Gedung Mahkamah Agung Amerika Serikat di Washington DC (Foto: dok).

Mahkamah Agung Amerika akan mengeluarkan keputusan terkait gagasan reformasi perawatan kesehatan Presiden Obama, Obamacare, hari ini (25/6).
Pekan ini banyak orang yang menunggu keputusan Mahkamah Agung Amerika mengenai tantangan terhadap gagasan reformasi perawatan kesehatan Presiden Barack Obama.

Keputusan Mahkamah Agung diperkirakan akan dikeluarkan Senin ini (25/6), bersamaan dengan dua tahun ditandatanganinya rancangan undang-undang ini oleh Presiden Obama. Undang-undang ini mengharuskan asuransi kesehatan bagi 32 juta orang lagi warga Amerika dan melarang penolakan asuransi bagi pasien berdasarkan penyakit pasien sebelum memperoleh asuransi.

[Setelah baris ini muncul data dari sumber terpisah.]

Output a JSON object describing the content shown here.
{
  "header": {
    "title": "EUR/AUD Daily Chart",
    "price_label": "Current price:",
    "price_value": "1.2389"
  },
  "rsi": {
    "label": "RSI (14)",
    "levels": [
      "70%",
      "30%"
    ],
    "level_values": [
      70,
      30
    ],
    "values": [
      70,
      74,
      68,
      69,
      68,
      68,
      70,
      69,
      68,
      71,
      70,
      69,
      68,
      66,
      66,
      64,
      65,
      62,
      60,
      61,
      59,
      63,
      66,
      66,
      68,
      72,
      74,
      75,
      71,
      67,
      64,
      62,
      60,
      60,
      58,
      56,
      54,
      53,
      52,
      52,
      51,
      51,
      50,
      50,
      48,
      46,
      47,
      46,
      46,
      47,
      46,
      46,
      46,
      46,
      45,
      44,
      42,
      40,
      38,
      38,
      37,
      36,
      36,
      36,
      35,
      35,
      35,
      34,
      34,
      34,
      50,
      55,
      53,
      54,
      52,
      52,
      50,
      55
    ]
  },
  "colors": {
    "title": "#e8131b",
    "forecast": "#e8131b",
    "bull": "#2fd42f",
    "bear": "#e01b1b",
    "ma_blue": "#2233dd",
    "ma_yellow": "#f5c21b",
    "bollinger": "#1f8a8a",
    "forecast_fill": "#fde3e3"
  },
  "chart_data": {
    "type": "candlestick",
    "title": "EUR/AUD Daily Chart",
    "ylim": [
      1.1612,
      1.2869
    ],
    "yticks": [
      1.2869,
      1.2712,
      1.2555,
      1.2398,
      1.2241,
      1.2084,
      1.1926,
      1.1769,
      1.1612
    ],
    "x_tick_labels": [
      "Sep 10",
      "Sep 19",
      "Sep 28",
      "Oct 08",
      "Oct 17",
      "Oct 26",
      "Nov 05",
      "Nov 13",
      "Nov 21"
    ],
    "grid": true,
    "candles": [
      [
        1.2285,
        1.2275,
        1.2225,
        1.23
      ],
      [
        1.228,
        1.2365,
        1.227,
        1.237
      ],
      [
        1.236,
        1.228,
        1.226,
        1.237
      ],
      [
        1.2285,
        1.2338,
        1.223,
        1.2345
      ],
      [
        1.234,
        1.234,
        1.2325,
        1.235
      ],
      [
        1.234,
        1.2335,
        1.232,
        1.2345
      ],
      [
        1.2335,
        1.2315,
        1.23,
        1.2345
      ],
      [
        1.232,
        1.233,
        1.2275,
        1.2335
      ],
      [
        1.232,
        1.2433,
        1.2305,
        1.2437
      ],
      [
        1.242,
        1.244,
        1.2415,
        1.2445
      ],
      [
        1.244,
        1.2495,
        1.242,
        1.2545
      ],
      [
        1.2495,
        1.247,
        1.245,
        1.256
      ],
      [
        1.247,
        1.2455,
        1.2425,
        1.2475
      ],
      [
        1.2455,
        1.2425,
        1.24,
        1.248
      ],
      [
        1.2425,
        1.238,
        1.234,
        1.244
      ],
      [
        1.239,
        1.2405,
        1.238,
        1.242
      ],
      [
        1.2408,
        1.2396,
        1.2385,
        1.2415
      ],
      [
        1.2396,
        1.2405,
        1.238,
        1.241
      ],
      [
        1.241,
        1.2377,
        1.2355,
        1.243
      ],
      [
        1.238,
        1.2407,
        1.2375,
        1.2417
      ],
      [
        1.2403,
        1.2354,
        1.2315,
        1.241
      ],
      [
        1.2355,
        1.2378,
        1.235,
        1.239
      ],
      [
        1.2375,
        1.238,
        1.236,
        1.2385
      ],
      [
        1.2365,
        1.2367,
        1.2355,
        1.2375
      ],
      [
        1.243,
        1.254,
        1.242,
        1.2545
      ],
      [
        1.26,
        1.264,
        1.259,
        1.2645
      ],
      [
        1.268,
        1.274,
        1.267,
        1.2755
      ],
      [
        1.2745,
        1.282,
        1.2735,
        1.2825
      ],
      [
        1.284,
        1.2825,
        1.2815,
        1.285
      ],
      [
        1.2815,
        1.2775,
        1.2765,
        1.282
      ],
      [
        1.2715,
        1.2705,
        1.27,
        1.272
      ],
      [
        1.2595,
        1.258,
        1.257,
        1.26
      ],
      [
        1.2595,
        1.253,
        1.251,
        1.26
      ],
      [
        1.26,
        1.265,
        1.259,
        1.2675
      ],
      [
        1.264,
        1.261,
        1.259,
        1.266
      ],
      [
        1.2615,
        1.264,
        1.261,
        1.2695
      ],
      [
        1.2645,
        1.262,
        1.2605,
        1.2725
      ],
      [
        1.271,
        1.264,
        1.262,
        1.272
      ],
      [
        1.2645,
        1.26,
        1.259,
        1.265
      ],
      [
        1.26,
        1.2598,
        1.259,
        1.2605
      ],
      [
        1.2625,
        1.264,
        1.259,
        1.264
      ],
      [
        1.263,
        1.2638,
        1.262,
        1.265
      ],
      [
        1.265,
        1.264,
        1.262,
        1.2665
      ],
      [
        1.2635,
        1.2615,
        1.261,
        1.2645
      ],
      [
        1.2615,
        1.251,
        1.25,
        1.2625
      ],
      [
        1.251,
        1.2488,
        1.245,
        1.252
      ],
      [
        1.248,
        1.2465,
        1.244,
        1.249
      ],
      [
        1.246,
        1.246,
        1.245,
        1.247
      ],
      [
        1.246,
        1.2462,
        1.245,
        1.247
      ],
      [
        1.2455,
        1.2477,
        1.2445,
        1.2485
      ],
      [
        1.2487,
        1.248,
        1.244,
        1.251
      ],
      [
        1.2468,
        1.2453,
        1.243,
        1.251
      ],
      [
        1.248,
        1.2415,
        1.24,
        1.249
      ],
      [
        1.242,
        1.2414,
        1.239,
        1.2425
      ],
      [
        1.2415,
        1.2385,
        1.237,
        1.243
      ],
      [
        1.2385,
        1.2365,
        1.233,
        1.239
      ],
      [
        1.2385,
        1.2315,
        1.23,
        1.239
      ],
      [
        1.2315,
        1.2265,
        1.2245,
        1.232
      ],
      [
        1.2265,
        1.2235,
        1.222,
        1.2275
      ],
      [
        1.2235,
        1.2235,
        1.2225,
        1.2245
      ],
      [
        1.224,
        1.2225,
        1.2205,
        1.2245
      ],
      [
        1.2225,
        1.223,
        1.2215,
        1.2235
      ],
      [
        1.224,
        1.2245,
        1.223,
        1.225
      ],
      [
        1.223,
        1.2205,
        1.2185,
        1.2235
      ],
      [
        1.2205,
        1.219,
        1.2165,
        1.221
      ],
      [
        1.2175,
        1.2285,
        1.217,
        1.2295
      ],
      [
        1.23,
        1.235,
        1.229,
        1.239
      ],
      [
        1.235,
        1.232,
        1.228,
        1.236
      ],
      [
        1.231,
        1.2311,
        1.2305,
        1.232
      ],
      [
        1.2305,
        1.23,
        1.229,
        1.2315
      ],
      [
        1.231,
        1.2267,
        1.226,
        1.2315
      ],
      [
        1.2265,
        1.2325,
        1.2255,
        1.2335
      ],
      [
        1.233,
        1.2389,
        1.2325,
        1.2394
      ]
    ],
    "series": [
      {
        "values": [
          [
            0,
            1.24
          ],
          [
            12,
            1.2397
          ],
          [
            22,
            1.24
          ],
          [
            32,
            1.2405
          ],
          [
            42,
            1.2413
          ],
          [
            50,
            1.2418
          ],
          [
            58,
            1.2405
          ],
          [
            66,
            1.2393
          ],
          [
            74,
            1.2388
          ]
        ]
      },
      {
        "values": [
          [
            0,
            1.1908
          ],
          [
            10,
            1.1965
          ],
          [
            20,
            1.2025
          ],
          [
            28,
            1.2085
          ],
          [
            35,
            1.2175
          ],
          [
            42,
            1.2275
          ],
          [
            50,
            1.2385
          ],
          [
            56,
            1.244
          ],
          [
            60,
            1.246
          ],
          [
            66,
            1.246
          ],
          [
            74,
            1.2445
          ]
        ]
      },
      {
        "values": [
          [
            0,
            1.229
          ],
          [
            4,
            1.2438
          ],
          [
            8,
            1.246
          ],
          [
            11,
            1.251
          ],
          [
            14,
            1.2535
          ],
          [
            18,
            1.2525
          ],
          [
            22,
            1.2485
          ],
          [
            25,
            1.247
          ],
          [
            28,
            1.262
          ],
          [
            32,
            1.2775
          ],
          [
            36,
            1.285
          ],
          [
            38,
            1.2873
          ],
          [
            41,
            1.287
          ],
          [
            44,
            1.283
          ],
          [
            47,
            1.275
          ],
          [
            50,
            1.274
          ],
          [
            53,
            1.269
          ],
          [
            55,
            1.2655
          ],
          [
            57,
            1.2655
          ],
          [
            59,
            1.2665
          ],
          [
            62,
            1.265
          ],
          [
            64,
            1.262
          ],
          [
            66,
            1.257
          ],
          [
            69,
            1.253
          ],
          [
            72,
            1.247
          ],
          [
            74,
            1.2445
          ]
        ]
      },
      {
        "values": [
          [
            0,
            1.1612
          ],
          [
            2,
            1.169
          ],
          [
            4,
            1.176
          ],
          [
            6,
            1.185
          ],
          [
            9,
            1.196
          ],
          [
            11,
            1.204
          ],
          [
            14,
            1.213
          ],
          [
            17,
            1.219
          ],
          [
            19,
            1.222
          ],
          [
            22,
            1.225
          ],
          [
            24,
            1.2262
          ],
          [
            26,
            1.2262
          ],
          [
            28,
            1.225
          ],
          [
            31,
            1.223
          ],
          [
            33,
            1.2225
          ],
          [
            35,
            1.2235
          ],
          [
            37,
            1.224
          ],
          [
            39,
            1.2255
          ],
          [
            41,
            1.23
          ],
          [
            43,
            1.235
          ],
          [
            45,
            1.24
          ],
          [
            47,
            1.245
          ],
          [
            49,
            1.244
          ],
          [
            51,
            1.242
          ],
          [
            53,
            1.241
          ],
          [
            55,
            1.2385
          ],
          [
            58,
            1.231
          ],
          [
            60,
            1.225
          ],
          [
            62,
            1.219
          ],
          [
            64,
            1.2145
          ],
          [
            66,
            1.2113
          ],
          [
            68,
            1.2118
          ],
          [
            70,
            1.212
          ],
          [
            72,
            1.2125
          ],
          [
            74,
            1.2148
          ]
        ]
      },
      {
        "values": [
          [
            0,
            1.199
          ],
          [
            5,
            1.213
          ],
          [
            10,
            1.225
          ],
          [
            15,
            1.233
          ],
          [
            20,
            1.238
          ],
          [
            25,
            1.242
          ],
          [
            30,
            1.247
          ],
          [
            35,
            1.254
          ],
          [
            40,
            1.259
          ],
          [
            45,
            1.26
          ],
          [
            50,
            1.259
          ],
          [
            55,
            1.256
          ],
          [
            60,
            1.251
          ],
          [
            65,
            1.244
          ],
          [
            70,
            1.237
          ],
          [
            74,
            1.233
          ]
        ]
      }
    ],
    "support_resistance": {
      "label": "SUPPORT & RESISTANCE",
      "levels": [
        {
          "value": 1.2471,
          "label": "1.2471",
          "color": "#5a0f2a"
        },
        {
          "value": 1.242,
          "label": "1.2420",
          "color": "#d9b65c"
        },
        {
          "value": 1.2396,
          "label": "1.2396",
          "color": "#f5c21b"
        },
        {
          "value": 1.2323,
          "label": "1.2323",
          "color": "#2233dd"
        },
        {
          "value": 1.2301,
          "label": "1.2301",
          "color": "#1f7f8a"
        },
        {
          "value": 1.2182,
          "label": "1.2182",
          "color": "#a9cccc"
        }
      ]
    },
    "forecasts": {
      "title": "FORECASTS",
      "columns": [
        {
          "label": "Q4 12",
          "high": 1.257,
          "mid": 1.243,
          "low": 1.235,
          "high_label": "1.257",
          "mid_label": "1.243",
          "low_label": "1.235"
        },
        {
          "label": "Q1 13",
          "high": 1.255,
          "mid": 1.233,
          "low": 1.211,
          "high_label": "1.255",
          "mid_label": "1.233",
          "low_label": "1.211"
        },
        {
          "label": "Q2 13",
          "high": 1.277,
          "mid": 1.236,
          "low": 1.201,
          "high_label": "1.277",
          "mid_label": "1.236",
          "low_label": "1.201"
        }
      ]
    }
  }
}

Yang menjadi pokok Undang-Undang Perawatan Yang Murah dan Perlindungan Pasien, yang disebut “Obamacare” oleh para pengeritiknya adalah keharusan yang dikenakan terhadap perorangan. Undang-undang itu mengharuskan setiap warga Amerika memiliki asuransi kesehatan, mulai tahun 2014, kalau tidak, akan dikenakan denda.

Para penentangnya mengemukakan argumentasi bahwa Kongres melampaui wewenangnya berdasarkan undang-undang dasar dalam mengharuskan setiap orang membeli asuransi. Pemerintahan Obama mengemukakan argumentasi bahwa tindakan itu sesuai dengan undang-undang yang berlaku.

Ke-9 hakim Mahkamah Agung telah mendengarkan enam jam argumentasi lisan bulan Maret, waktu yang paling banyak diberikan untuk memperdebatkan satu hal di hadapan Mahkamah Agung dalam waktu lebih 45 tahun.